Introducing my latest project - Salt Marsh

Salt Marsh 

One of the planets greatest carbon stores, our salt marshes, are in danger of decline. A unique environment that provides homes and feeding grounds for wildlife, most notably, millions of visiting birds, making their winter migration each year. The marshes are as important to the balance of our ecologically as they are in defending our coastline against, the ever present threat of a rising tide.

Standing alone looking out across the vast and flat plane of North Norfolk's Stiffkey Marshes, I felt like I had stepped into another world. The marsh is a mosaic of wet lands, cut through by abstract pools and a jigsaw of channels that promise to be filled at the turn of the tide.

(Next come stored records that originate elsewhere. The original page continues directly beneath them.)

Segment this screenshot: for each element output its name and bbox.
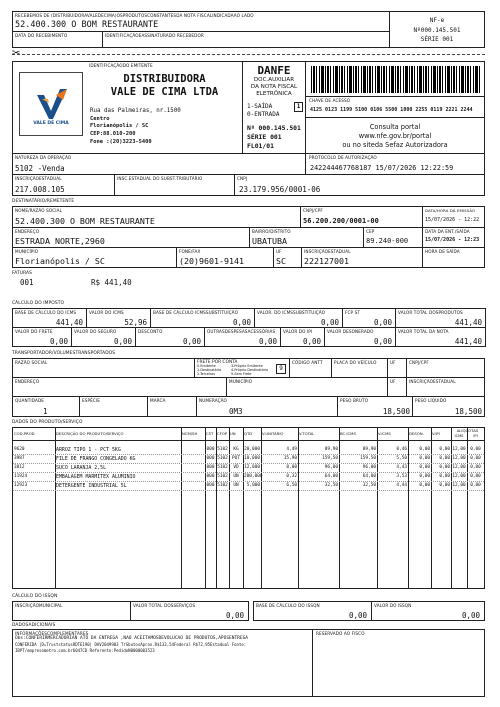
issqn-section: CÁLCULO DO ISSQN xyxy=(12,594,58,599)
exit-date-box xyxy=(422,227,485,248)
recipient-address: ESTRADA NORTE,2960 xyxy=(15,236,105,246)
danfe-page: FL01/01 xyxy=(247,142,274,150)
consult-line3: ou no siteda Sefaz Autorizadora xyxy=(342,141,448,149)
protocol-box xyxy=(305,153,485,175)
recipient-cep-box xyxy=(363,227,423,248)
recipient-section: DESTINATÁRIO/REMETENTE xyxy=(12,199,75,204)
product-cell: 0,00 xyxy=(439,483,450,488)
product-cell: 32,50 xyxy=(362,483,376,488)
emitter-ie-st-label: INSC.ESTADUAL DO SUBST.TRIBUTÁRIO xyxy=(117,176,203,181)
product-cell: 0,00 xyxy=(419,465,430,470)
product-cell: 12,00 xyxy=(452,465,466,470)
product-cell: 000 xyxy=(206,456,215,461)
tax-row1-box-3 xyxy=(254,308,343,328)
emitter-cnpj-box xyxy=(234,174,485,196)
product-cell: 12,00 xyxy=(452,456,466,461)
emission-label: DATA/HORA DA EMISSÃO xyxy=(425,208,476,213)
transport-uf-label: UF xyxy=(390,360,396,365)
freight-opt4: 3-Próprio Emitente xyxy=(231,364,263,368)
product-cell: 200,000 xyxy=(244,474,263,479)
product-cell: POT xyxy=(232,456,240,461)
tax-row2-label-1: VALOR DO SEGURO xyxy=(74,329,117,334)
product-cell: SUCO LARANJA 2,5L xyxy=(56,465,107,471)
issqn-im-box xyxy=(12,601,131,621)
volume-numbering: 0M3 xyxy=(229,407,243,416)
emitter-phone: Fone :(20)3223-5400 xyxy=(90,139,152,145)
stub-received-value: 52.400.300 O BOM RESTAURANTE xyxy=(15,20,159,30)
product-cell: 000 xyxy=(206,447,215,452)
volume-brand-box xyxy=(147,396,197,417)
emitter-cnpj-label: CNPJ xyxy=(237,176,248,181)
product-cell: 6,50 xyxy=(286,483,297,488)
transport-cnpj-box xyxy=(406,358,485,378)
product-cell: 000 xyxy=(206,483,215,488)
tax-row1-box-1 xyxy=(86,308,151,328)
product-cell: KG xyxy=(233,447,239,452)
recipient-name: 52.400.300 O BOM RESTAURANTE xyxy=(15,216,155,226)
product-cell: 0,00 xyxy=(439,465,450,470)
recipient-phone: (20)9601-9141 xyxy=(179,256,244,266)
products-header-cell: V.UNITÁRIO xyxy=(262,431,284,436)
nature-box xyxy=(12,153,306,175)
product-cell: 5,50 xyxy=(396,456,407,461)
danfe-type-box: 1 xyxy=(294,102,303,112)
tax-section: CÁLCULO DO IMPOSTO xyxy=(12,301,65,306)
tax-row2-box-2 xyxy=(135,327,205,347)
emitter-label: IDENTIFICAÇÃODO EMITENTE xyxy=(89,63,153,68)
recipient-uf-label: UF xyxy=(276,249,282,254)
emitter-name-2: VALE DE CIMA LTDA xyxy=(110,86,219,98)
recipient-uf-box xyxy=(273,247,302,268)
tax-row2-label-2: DESCONTO xyxy=(138,329,163,334)
freight-box xyxy=(194,358,290,378)
net-weight-box xyxy=(412,396,485,417)
issqn-total-box xyxy=(130,601,249,621)
stub-nfe-series: SÉRIE 001 xyxy=(420,36,454,43)
volume-qty-box xyxy=(12,396,80,417)
product-cell: 000 xyxy=(206,465,215,470)
invoices-section: FATURAS xyxy=(12,271,33,276)
product-cell: UN xyxy=(233,474,239,479)
volume-numbering-box xyxy=(196,396,338,417)
danfe-sub3: ELETRÔNICA xyxy=(256,91,292,97)
products-section: DADOS DO PRODUTO/SERVIÇO xyxy=(12,420,83,425)
tax-row2-value-5: 0,00 xyxy=(373,337,392,346)
products-header-cell: DESCRIÇÃO DO PRODUTO/SERVIÇO xyxy=(56,431,124,436)
issqn-total: 0,00 xyxy=(225,611,244,620)
products-aliq-sub-header: IPI xyxy=(473,434,478,438)
barcode-box xyxy=(305,61,485,97)
stub-nfe-number: Nº000.145.501 xyxy=(413,27,461,34)
product-cell: 12,00 xyxy=(452,483,466,488)
tax-row1-box-4 xyxy=(342,308,396,328)
antt-box xyxy=(289,358,332,378)
product-row-rule xyxy=(13,463,484,464)
products-header-cell: V.ICMS xyxy=(378,431,391,436)
product-cell: 64,00 xyxy=(324,474,338,479)
tax-row2-box-4 xyxy=(280,327,325,347)
product-cell: DETERGENTE INDUSTRIAL 5L xyxy=(56,483,127,489)
transport-uf2-label: UF xyxy=(390,379,396,384)
product-cell: UN xyxy=(233,483,239,488)
issqn-value: 0,00 xyxy=(461,611,480,620)
transport-ie-box xyxy=(406,377,485,397)
product-cell: 159,50 xyxy=(322,456,338,461)
recipient-ie-box xyxy=(301,247,423,268)
product-cell: 0,00 xyxy=(419,483,430,488)
gross-weight: 18,500 xyxy=(382,407,410,416)
tax-row2-label-5: VALOR DESONERADO xyxy=(327,329,374,334)
access-key: 4125 0123 1199 5100 0106 5500 1000 2255 0119 2221 2244 xyxy=(310,107,473,113)
freight-opt3: 2-Terceiros xyxy=(197,372,216,376)
invoice-number: 001 xyxy=(20,278,34,287)
tax-row1-label-1: VALOR DO ICMS xyxy=(89,310,124,315)
product-row-rule xyxy=(13,472,484,473)
emitter-ie-box xyxy=(12,174,115,196)
product-cell: 3987 xyxy=(14,456,25,461)
tax-row2-value-0: 0,00 xyxy=(49,337,68,346)
tax-row2-value-1: 0,00 xyxy=(113,337,132,346)
recipient-city-box xyxy=(12,247,177,268)
stub-signature-box[interactable] xyxy=(102,31,390,48)
product-cell: ARROZ TIPO 1 - PCT 5KG xyxy=(56,447,121,453)
volume-species-box xyxy=(79,396,148,417)
products-header xyxy=(13,428,484,441)
volume-species-label: ESPÉCIE xyxy=(82,398,100,403)
product-cell: 20,000 xyxy=(244,447,260,452)
stub-nfe-box xyxy=(389,11,485,48)
tax-row1-label-5: VALOR TOTAL DOSPRODUTOS xyxy=(398,310,463,315)
carrier-name-box xyxy=(12,358,195,378)
product-cell: 96,00 xyxy=(362,465,376,470)
tax-row1-box-2 xyxy=(150,308,255,328)
volume-numbering-label: NUMERAÇÃO xyxy=(199,398,227,403)
danfe-entry: 0-ENTRADA xyxy=(247,111,280,118)
issqn-base-label: BASE DE CÁLCULO DO ISSQN xyxy=(256,603,320,608)
products-header-cell: COD.PROD xyxy=(14,431,35,436)
recipient-address-box xyxy=(12,227,250,248)
emitter-box xyxy=(12,61,243,154)
gross-weight-box xyxy=(337,396,413,417)
stub-date-box[interactable] xyxy=(12,31,103,48)
issqn-value-box xyxy=(371,601,485,621)
product-cell: 89,90 xyxy=(324,447,338,452)
issqn-base-box xyxy=(253,601,372,621)
emission-box xyxy=(422,206,485,228)
product-cell: 5102 xyxy=(217,447,228,452)
transport-uf2-box xyxy=(387,377,407,397)
emitter-cnpj-value: 23.179.956/0001-06 xyxy=(239,185,321,194)
plate-box xyxy=(331,358,388,378)
freight-value: 9 xyxy=(276,364,286,374)
product-cell: VD xyxy=(233,465,239,470)
access-key-box xyxy=(305,96,485,118)
emitter-ie-label: INSCRIÇÃOESTADUAL xyxy=(15,176,62,181)
product-cell: 32,50 xyxy=(324,483,338,488)
tax-row1-value-4: 0,00 xyxy=(373,318,392,327)
tax-row1-box-5 xyxy=(395,308,486,328)
nature-label: NATUREZA DA OPERAÇÃO xyxy=(15,155,72,160)
product-cell: 12,00 xyxy=(452,474,466,479)
danfe-sub2: DA NOTA FISCAL xyxy=(250,84,298,90)
volume-qty-label: QUANTIDADE xyxy=(15,398,45,403)
product-cell: 0,00 xyxy=(439,447,450,452)
transport-cnpj-label: CNPJ/CPF xyxy=(409,360,429,365)
tax-row1-value-0: 441,40 xyxy=(55,318,83,327)
product-cell: 12923 xyxy=(14,483,28,488)
tax-row1-label-2: BASE DE CÁLCULO ICMSSUBSTITUIÇÃO xyxy=(153,310,238,315)
product-cell: 5102 xyxy=(217,474,228,479)
recipient-name-label: NOME/RAZÃO SOCIAL xyxy=(15,208,62,213)
product-row-rule xyxy=(13,481,484,482)
product-cell: 89,90 xyxy=(362,447,376,452)
products-header-cell: V.TOTAL xyxy=(299,431,315,436)
plate-label: PLACA DO VEÍCULO xyxy=(334,360,377,365)
danfe-box xyxy=(242,61,306,154)
transport-ie-label: INSCRIÇÃOESTADUAL xyxy=(409,379,456,384)
product-row-rule xyxy=(13,490,484,491)
tax-row1-value-1: 52,96 xyxy=(124,318,147,327)
tax-row1-label-0: BASE DE CÁLCULO DO ICMS xyxy=(15,310,77,315)
emitter-address-2: Centro xyxy=(90,116,110,122)
product-cell: 159,50 xyxy=(360,456,376,461)
danfe-series: SÉRIE 001 xyxy=(247,133,282,141)
recipient-phone-label: FONE/FAX xyxy=(179,249,201,254)
product-cell: 4,43 xyxy=(396,465,407,470)
product-cell: 4,44 xyxy=(396,483,407,488)
invoice-value: R$ 441,40 xyxy=(91,278,132,287)
product-cell: 0,00 xyxy=(439,474,450,479)
emitter-address-1: Rua das Palmeiras, nr.1500 xyxy=(90,108,181,114)
tax-row2-label-3: OUTRASDESPESASACESSÓRIAS xyxy=(207,329,276,334)
logo-text: VALE DE CIMA xyxy=(33,121,69,126)
net-weight: 18,500 xyxy=(454,407,482,416)
tax-row1-label-3: VALOR. DO ICMSSUBSTITUIÇÃO xyxy=(257,310,326,315)
additional-line1: Obs:CONFERIRMERCADORIAN ATO DA ENTREGA ,NAO ACEITAMOSDEVOLUCAO DE PRODUTOS,APOSENTREGA xyxy=(15,636,248,641)
product-cell: 8,46 xyxy=(396,447,407,452)
emission-value: 15/07/2026 - 12:22 xyxy=(425,217,480,223)
district-box xyxy=(249,227,364,248)
product-cell: 8,00 xyxy=(286,465,297,470)
product-cell: 9620 xyxy=(14,447,25,452)
emitter-logo xyxy=(19,72,83,136)
gross-weight-label: PESO BRUTO xyxy=(340,398,369,403)
emitter-cep: CEP:88.010-200 xyxy=(90,131,136,137)
tax-row1-value-3: 0,00 xyxy=(320,318,339,327)
danfe-number: Nº 000.145.501 xyxy=(247,124,301,132)
district-label: BAIRRO/DISTRITO xyxy=(252,229,291,234)
tax-row2-box-1 xyxy=(71,327,136,347)
danfe-sub1: DOC.AUXILIAR xyxy=(253,77,295,83)
product-cell: 64,00 xyxy=(362,474,376,479)
tax-row2-value-6: 441,40 xyxy=(454,337,482,346)
district-value: UBATUBA xyxy=(252,236,287,246)
tax-row2-label-4: VALOR DO IPI xyxy=(283,329,313,334)
issqn-base: 0,00 xyxy=(348,611,367,620)
products-col-line xyxy=(181,428,182,588)
emitter-address-3: Florianópolis / SC xyxy=(90,123,149,129)
transport-address-box xyxy=(12,377,227,397)
product-cell: 0,00 xyxy=(419,474,430,479)
nature-value: 5102 -Venda xyxy=(15,164,65,173)
tax-row2-box-0 xyxy=(12,327,72,347)
transport-city-box xyxy=(226,377,388,397)
product-cell: FILE DE FRANGO CONGELADO KG xyxy=(56,456,136,462)
protocol-label: PROTOCOLO DE AUTORIZAÇÃO xyxy=(309,155,377,160)
recipient-phone-box xyxy=(176,247,274,268)
net-weight-label: PESO LÍQUIDO xyxy=(415,398,447,403)
product-cell: 0,00 xyxy=(470,465,481,470)
carrier-name-label: RAZÃO SOCIAL xyxy=(15,360,48,365)
tax-row1-value-2: 0,00 xyxy=(232,318,251,327)
products-header-cell: UN xyxy=(230,431,236,436)
recipient-city-label: MUNICÍPIO xyxy=(15,249,39,254)
scissors-icon: ✂ xyxy=(12,48,21,59)
recipient-cnpj: 56.200.200/0001-00 xyxy=(303,217,379,225)
exit-time-label: HORA DE SAÍDA xyxy=(425,249,460,254)
products-aliq-sub-header: ICMS xyxy=(454,434,464,438)
transport-city-label: MUNICÍPIO xyxy=(229,379,253,384)
barcode xyxy=(311,66,481,93)
volume-qty: 1 xyxy=(43,407,48,416)
transport-uf-box xyxy=(387,358,407,378)
additional-line3: IBPT/empresometro.com.br6047CD Referente:PedidoN0000003523 xyxy=(15,648,155,653)
exit-time-box xyxy=(422,247,485,268)
product-cell: 0,00 xyxy=(439,456,450,461)
issqn-value-label: VALOR DO ISSQN xyxy=(374,603,412,608)
transport-address-label: ENDEREÇO xyxy=(15,379,40,384)
transport-section: TRANSPORTADOR/VOLUMESTRANSPORTADOS xyxy=(12,351,116,356)
recipient-cep: 89.240-000 xyxy=(366,237,409,245)
product-cell: 11924 xyxy=(14,474,28,479)
tax-row1-label-4: FCP ST xyxy=(345,310,361,315)
freight-label: FRETE POR CONTA xyxy=(197,359,238,364)
reserved-label: RESERVADO AO FISCO xyxy=(316,631,365,636)
product-cell: 3,53 xyxy=(396,474,407,479)
product-cell: 0,00 xyxy=(470,447,481,452)
stub-date-label: DATA DO RECEBIMENTO xyxy=(15,33,68,38)
additional-info-box xyxy=(12,629,313,697)
freight-opt6: 9-Sem Frete xyxy=(231,372,252,376)
product-cell: 5102 xyxy=(217,456,228,461)
emitter-ie-value: 217.008.105 xyxy=(15,185,65,194)
product-cell: 15,90 xyxy=(283,456,297,461)
tax-row2-value-2: 0,00 xyxy=(182,337,201,346)
freight-opt1: 0-Emitente xyxy=(197,364,216,368)
products-header-cell: NCM/SH xyxy=(182,431,198,436)
products-header-cell: CFOP xyxy=(217,431,228,436)
tax-row1-value-5: 441,40 xyxy=(454,318,482,327)
product-cell: 10,000 xyxy=(244,456,260,461)
freight-opt5: 4-Próprio Destinatário xyxy=(231,368,269,372)
product-cell: 12,00 xyxy=(452,447,466,452)
tax-row2-box-5 xyxy=(324,327,396,347)
product-cell: 0,00 xyxy=(419,456,430,461)
danfe-title: DANFE xyxy=(257,64,291,77)
products-header-cell: DESON. xyxy=(409,431,424,436)
product-cell: 0,00 xyxy=(470,483,481,488)
products-header-cell: V.IPI xyxy=(432,431,440,436)
emitter-ie-st-box xyxy=(114,174,235,196)
product-cell: EMBALAGEM MARMITEX ALUMINIO xyxy=(56,474,136,480)
reserved-box xyxy=(312,629,485,697)
stub-received-label: RECEBEMOS DE (DISTRIBUIDORAVALEDECIMA)OSPRODUTOSCONSTANTESDA NOTA FISCALINDICADAAO LADO xyxy=(15,13,254,18)
recipient-city: Florianópolis / SC xyxy=(15,256,105,266)
product-cell: 3812 xyxy=(14,465,25,470)
access-key-label: CHAVE DE ACESSO xyxy=(309,98,351,103)
stub-signature-label: IDENTIFICAÇÃOEASSINATURADO RECEBEDOR xyxy=(105,33,204,38)
issqn-im-label: INSCRIÇÃOMUNICIPAL xyxy=(15,603,63,608)
recipient-cnpj-box xyxy=(300,206,423,228)
consult-line1: Consulta portal xyxy=(369,123,421,131)
product-cell: 0,00 xyxy=(470,474,481,479)
tax-row2-box-3 xyxy=(204,327,281,347)
product-cell: 000 xyxy=(206,474,215,479)
tax-row1-box-0 xyxy=(12,308,87,328)
cut-line xyxy=(12,54,485,55)
additional-line2: CONFERIDA |D=TruststatusRDTE190| DAV2049903 TrSbutosAprox.R$133,54Federal R$72,95Estadual Fonte: xyxy=(15,642,247,647)
recipient-address-label: ENDEREÇO xyxy=(15,229,40,234)
volume-brand-label: MARCA xyxy=(150,398,166,403)
recipient-ie-label: INSCRIÇÃOESTADUAL xyxy=(304,249,351,254)
consult-box xyxy=(305,117,485,154)
stub-received-box xyxy=(12,11,390,32)
additional-section: DADOSADICIONAIS xyxy=(12,623,56,628)
product-cell: 12,000 xyxy=(244,465,260,470)
recipient-name-box xyxy=(12,206,301,228)
recipient-uf: SC xyxy=(276,256,286,266)
product-cell: 0,00 xyxy=(419,447,430,452)
product-row-rule xyxy=(13,454,484,455)
emitter-name-1: DISTRIBUIDORA xyxy=(123,73,206,85)
protocol-value: 242244467768187 15/07/2026 12:22:59 xyxy=(310,164,454,172)
tax-row2-label-6: VALOR TOTAL DA NOTA xyxy=(398,329,449,334)
products-header-cell: QTD xyxy=(244,431,253,436)
product-cell: 5102 xyxy=(217,465,228,470)
product-cell: 0,32 xyxy=(286,474,297,479)
recipient-cep-label: CEP xyxy=(366,229,375,234)
tax-row2-value-3: 0,00 xyxy=(258,337,277,346)
additional-info-label: INFORMAÇÕESCOMPLEMENTARES xyxy=(15,631,89,636)
consult-line2[interactable]: www.nfe.gov.br/portal xyxy=(358,132,432,140)
product-cell: 0,00 xyxy=(470,456,481,461)
tax-row2-value-4: 0,00 xyxy=(302,337,321,346)
danfe-exit: 1-SAÍDA xyxy=(247,103,273,110)
products-header-cell: BC.ICMS xyxy=(340,431,356,436)
tax-row2-box-6 xyxy=(395,327,486,347)
exit-date-label: DATA DA ENT./SAÍDA xyxy=(425,229,470,234)
product-cell: 4,49 xyxy=(286,447,297,452)
tax-row2-label-0: VALOR DO FRETE xyxy=(15,329,53,334)
antt-label: CÓDIGO ANTT xyxy=(292,360,323,365)
products-header-cell: ALÍQUOTAS xyxy=(456,428,479,433)
product-cell: 5,000 xyxy=(246,483,260,488)
issqn-total-label: VALOR TOTAL DOSSERVIÇOS xyxy=(133,603,196,608)
recipient-cnpj-label: CNPJ/CPF xyxy=(303,208,323,213)
products-table-box xyxy=(12,427,485,589)
freight-opt2: 1-Destinatário xyxy=(197,368,222,372)
recipient-ie: 222127001 xyxy=(304,256,349,266)
product-cell: 5102 xyxy=(217,483,228,488)
products-header-cell: CST xyxy=(206,431,214,436)
product-cell: 96,00 xyxy=(324,465,338,470)
stub-nfe-label: NF-e xyxy=(429,17,445,24)
exit-date-value: 15/07/2026 - 12:23 xyxy=(425,237,480,243)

Stranding's and Coastguard rescues are not unheard of here as curious visitors wander out towards a distant North sea, unaware of a stealthy tide rising in the channels around them. Awestruck by the peaceful beauty, and a calming pastel palette that belies a shadowy threat from the encroaching tide. We are at once reminded of our vulnerability.

A puddled path leads between winding creeks that ferry slow and muddy water through chasms of freshly cracked clay. I bend down to the water on the path, It hadn't rained that day, I tasted it, and yes it was salty. The sky was huge and changing quickly as it headed toward the horizon. We kept walking, next stop,Denmark ?

 We were quite alone in a vast silence, broken only by the call of the occasional wader, just stepping out further and further into a wild unknown. Perhaps it was the promise of certain doom should the tide race in and catch us out that was at play, but I felt a familiar vulnerability and reverence that real wilderness rallies in me. It is all the encouragement I need to reach for my oils and chase the sublime.